The Office québécois de la langue française (OQLF) enforces the Charter. Operators serving Quebec residents are responsible for compliance; Kolekt's role is to make compliance the default behaviour of the voice + messaging stack rather than something operators have to bolt on.
How Kolekt supports compliance
Four pieces of the platform line up directly with Bill 96 expectations:
- French-first detection — the voice agent is configured multilingually (EN + Quebec French + Spanish) and detects the caller's language within the first utterance. Quebec callers who open in French are served in French immediately; no "press 2 for French" gate.
- Mid-call language switching — if the caller switches mid-conversation, the agent follows. The final language used in the call is captured and stored on the call record so downstream messages stay in the same language.

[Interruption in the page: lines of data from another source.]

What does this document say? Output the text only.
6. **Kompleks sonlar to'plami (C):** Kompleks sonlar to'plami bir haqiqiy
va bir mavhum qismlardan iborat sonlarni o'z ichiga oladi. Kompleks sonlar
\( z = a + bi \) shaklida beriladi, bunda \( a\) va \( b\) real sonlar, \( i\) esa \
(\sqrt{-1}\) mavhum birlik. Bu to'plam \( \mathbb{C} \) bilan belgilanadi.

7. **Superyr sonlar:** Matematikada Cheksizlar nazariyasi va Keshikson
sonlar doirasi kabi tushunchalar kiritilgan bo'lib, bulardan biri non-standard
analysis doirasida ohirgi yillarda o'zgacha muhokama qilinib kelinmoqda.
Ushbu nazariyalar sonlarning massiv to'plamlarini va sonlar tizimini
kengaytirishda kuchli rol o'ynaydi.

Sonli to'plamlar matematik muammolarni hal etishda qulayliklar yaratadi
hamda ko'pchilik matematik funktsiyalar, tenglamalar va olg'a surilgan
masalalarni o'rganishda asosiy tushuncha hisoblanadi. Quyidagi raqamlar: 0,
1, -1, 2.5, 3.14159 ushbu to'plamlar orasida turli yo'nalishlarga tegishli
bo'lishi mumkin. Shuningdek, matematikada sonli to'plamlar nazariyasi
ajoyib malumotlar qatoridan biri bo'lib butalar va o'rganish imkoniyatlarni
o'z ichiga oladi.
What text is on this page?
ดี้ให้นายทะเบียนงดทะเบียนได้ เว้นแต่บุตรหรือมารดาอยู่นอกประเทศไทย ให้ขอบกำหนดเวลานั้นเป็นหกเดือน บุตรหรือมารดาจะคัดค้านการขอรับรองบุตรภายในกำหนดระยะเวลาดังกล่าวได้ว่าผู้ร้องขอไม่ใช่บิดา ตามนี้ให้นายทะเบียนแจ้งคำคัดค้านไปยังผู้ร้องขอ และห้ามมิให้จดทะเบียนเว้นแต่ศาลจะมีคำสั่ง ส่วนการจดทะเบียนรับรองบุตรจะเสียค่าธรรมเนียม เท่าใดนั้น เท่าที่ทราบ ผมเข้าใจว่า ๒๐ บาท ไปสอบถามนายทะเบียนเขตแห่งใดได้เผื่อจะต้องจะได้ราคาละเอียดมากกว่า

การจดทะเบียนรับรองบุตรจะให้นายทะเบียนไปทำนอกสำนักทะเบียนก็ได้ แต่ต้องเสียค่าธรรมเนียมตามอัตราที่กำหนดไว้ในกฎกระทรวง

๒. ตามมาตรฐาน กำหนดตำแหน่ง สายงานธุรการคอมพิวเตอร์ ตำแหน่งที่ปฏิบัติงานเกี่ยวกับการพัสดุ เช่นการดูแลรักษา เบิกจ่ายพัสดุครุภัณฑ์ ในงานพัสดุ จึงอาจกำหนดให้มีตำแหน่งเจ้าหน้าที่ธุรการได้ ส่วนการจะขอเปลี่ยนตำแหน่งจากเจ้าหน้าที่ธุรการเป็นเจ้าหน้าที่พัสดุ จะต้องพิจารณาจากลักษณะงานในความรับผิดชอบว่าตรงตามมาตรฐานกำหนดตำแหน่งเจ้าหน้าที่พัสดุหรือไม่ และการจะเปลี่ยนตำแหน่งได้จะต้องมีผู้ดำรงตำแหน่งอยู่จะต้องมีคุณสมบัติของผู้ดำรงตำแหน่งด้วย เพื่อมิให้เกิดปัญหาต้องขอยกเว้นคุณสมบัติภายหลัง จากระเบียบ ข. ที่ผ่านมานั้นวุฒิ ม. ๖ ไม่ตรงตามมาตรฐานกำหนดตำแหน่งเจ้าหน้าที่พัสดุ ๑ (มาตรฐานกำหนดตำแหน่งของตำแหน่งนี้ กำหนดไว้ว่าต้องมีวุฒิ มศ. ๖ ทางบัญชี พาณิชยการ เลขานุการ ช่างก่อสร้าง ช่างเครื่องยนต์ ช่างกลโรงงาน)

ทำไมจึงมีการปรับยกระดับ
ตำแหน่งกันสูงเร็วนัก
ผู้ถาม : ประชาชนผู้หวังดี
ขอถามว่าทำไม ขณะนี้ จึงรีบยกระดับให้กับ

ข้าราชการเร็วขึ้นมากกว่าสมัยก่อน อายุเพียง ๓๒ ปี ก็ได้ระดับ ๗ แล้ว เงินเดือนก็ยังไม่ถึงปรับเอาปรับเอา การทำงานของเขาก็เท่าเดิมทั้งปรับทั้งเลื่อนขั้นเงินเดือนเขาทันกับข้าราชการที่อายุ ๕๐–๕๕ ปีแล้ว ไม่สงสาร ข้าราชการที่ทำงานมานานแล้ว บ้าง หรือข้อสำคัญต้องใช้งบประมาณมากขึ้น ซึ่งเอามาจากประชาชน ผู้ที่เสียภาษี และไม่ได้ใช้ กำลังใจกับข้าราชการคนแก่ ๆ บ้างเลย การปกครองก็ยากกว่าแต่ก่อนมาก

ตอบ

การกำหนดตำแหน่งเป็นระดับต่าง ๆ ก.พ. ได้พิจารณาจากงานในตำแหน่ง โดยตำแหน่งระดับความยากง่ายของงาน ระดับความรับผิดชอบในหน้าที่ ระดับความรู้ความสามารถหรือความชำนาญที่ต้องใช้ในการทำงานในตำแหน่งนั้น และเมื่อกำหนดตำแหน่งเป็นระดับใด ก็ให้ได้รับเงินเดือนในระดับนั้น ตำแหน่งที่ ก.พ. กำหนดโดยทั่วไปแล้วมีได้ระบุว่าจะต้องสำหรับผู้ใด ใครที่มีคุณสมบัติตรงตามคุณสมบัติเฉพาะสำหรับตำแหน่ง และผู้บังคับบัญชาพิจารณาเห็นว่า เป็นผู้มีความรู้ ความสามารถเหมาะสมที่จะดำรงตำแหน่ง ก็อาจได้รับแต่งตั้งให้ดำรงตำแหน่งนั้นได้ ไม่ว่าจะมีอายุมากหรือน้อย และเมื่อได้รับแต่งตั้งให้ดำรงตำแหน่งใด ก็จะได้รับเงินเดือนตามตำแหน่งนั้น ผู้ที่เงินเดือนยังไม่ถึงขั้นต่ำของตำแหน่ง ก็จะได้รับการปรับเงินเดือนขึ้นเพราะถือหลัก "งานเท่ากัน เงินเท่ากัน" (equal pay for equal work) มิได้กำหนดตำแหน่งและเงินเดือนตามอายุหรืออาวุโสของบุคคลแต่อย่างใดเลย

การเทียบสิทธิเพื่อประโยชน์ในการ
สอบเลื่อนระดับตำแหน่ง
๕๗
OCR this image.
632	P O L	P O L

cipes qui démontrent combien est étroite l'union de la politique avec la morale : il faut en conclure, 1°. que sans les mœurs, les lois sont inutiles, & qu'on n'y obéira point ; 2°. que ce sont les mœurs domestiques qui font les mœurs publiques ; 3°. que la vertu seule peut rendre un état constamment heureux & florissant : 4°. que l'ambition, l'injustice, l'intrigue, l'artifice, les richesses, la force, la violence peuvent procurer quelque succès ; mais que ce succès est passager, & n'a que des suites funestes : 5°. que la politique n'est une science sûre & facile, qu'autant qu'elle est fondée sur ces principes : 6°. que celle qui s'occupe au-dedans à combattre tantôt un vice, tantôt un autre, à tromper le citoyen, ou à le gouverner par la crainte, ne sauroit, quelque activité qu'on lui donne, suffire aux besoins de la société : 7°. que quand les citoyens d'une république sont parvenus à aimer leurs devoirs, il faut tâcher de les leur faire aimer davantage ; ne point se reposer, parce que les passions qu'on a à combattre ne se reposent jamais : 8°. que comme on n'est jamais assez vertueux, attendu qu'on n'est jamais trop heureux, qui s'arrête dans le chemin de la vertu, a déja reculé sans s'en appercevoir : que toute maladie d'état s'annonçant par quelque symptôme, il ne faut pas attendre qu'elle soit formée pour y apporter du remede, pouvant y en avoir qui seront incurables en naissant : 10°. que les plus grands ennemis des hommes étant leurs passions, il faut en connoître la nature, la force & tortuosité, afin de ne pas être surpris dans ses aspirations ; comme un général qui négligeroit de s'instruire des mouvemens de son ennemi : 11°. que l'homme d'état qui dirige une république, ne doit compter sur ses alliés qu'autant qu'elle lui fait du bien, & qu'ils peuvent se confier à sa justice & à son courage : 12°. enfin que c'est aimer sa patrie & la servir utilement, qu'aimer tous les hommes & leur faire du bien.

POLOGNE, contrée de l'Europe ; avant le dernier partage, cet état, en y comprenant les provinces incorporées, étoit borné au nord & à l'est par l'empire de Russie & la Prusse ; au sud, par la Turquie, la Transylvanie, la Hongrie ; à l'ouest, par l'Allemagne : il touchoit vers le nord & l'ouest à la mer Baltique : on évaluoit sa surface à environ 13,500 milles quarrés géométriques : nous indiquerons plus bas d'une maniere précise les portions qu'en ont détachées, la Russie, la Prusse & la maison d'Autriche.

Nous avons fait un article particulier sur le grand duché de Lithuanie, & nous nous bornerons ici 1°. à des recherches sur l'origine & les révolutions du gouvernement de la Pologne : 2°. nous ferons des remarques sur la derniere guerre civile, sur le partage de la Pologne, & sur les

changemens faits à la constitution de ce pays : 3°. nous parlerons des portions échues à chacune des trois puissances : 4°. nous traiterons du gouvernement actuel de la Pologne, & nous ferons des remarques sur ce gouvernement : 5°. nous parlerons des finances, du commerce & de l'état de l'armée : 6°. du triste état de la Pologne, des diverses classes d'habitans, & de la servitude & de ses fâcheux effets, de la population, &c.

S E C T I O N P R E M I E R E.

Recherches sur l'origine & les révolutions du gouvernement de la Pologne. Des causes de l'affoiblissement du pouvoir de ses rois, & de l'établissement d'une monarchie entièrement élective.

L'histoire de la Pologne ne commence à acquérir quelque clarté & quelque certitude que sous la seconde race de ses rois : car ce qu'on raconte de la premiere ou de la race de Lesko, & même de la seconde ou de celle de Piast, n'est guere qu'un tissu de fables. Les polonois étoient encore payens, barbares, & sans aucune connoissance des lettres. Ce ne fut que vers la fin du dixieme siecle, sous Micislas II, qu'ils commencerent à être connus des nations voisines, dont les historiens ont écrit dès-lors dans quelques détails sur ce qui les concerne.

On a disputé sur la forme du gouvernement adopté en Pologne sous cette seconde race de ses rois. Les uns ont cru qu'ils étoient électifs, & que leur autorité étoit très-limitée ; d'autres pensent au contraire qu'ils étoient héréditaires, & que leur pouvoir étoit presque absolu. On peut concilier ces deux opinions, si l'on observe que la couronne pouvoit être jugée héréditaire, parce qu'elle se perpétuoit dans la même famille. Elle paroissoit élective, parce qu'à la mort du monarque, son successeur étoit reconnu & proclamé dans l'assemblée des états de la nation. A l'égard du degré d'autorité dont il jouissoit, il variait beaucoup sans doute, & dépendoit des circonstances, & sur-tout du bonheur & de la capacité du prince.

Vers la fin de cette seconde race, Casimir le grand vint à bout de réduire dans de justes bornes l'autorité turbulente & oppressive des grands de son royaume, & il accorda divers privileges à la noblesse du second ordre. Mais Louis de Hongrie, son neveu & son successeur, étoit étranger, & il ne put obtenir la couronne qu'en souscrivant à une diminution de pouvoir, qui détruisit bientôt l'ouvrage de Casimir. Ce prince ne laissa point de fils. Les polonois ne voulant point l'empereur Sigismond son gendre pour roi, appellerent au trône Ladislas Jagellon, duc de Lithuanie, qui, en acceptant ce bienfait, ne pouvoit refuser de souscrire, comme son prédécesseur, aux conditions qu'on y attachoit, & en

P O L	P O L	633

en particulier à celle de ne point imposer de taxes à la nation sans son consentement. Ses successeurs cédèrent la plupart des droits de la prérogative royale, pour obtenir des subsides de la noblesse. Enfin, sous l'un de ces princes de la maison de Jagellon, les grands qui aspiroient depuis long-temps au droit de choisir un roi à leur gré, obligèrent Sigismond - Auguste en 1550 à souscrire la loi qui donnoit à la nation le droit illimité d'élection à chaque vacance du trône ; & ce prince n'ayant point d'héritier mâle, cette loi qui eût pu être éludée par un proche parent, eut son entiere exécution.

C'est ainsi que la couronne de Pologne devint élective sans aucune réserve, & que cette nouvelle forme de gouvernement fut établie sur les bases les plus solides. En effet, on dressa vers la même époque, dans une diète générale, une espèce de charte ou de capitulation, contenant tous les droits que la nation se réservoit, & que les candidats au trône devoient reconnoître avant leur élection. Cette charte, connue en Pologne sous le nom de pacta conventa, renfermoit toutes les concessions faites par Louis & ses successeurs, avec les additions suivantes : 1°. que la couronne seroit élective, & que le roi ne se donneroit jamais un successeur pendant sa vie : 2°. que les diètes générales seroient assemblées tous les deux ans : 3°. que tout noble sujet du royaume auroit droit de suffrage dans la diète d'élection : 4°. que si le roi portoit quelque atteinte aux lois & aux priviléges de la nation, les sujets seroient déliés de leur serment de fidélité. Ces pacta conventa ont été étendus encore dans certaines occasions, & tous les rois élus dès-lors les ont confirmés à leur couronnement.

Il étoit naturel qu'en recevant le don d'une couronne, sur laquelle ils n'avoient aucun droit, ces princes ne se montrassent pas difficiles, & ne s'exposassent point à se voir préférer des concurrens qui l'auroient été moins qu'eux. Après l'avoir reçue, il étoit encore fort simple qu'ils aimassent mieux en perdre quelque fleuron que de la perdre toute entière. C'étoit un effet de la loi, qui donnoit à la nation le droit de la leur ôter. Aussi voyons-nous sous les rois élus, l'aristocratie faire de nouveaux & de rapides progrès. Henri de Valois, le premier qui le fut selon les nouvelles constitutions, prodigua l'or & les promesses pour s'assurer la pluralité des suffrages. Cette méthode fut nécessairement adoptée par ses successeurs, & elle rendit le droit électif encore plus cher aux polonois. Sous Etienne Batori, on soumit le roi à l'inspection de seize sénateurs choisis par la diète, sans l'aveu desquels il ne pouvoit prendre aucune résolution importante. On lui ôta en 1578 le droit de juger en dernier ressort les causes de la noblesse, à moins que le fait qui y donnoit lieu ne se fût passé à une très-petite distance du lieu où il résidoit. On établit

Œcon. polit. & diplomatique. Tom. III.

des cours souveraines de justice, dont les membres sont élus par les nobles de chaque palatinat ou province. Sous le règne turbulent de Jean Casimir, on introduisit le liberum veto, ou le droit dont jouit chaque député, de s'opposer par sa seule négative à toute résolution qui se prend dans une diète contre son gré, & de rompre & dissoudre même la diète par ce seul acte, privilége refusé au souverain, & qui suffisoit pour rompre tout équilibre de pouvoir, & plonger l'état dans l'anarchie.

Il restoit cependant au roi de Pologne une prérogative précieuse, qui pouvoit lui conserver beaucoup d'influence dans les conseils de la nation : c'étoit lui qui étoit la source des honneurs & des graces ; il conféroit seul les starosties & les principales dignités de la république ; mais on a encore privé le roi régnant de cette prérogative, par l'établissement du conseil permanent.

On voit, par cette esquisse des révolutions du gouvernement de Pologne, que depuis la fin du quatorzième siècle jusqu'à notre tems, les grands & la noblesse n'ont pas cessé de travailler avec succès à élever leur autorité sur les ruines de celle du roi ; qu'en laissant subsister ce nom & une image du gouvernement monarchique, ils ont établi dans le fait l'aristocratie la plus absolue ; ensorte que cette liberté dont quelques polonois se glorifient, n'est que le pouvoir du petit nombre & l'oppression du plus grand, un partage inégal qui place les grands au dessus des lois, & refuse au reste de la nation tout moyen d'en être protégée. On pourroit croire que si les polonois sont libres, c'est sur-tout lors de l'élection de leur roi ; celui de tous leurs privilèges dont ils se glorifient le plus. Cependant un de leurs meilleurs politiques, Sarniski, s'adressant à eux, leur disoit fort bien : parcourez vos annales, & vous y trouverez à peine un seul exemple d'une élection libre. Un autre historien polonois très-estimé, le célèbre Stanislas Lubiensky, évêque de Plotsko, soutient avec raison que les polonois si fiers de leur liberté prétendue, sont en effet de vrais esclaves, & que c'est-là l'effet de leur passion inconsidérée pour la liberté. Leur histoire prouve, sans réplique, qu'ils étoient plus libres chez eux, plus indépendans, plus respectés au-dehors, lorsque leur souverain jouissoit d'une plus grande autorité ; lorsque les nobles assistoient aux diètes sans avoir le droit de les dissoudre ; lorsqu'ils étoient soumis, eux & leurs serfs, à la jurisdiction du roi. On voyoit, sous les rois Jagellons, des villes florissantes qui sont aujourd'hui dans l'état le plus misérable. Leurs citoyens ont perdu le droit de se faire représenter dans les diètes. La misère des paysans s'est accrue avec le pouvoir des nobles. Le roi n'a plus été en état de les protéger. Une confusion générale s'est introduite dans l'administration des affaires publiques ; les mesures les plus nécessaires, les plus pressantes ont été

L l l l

- French-language follow-ups — SMS and email follow-ups to Quebec callers are drafted in French (Quebec idiom) using the caller's detected language. The operator receives their own alert in the language of their tenant default, so French-speaking operators stay in French throughout.
- Quebec French voice model — the synthesized voice is calibrated for Quebec French (joual-aware) rather than Parisian French, so callers hear a regional voice that matches their expectation.
Operator obligations
Bill 96 places the compliance obligation on the operator (the business serving the Quebec consumer), not on Kolekt. Operators are responsible for: identifying which of their phone numbers serve Quebec callers; configuring the voice agent's language pool to include Quebec French for those numbers; and ensuring any human escalation path can also serve callers in French.
Kolekt provides the technical surface. Operators retain ultimate responsibility for the legal posture of their own service to Quebec consumers and should consult Quebec counsel for jurisdiction-specific obligations beyond the platform defaults.
What's recorded on each call
For audit purposes, every call captures the language ElevenLabs detected (or the final language at end-of-call when the caller switched). The detected language is stored on the call record and propagated to the lead, so any later operator review can confirm that French-speaking Quebec callers received French service.
Right to be served in French
A Quebec caller can ask to be served in French at any point during a call. Kolekt's multilingual voice agent honours the request immediately by switching language; if the caller specifically requests a French-speaking human, the platform routes the call per the operator's escalation configuration.
Counsel review
This posture page is reviewed by Quebec counsel before each major release that touches voice or messaging behaviour. The "Last reviewed" date at the top of the page tracks that pass; material changes between reviews are flagged in the platform changelog.
Updates
Operators are notified of material changes to this posture by email; the updated text is effective on the next call after the operator confirms.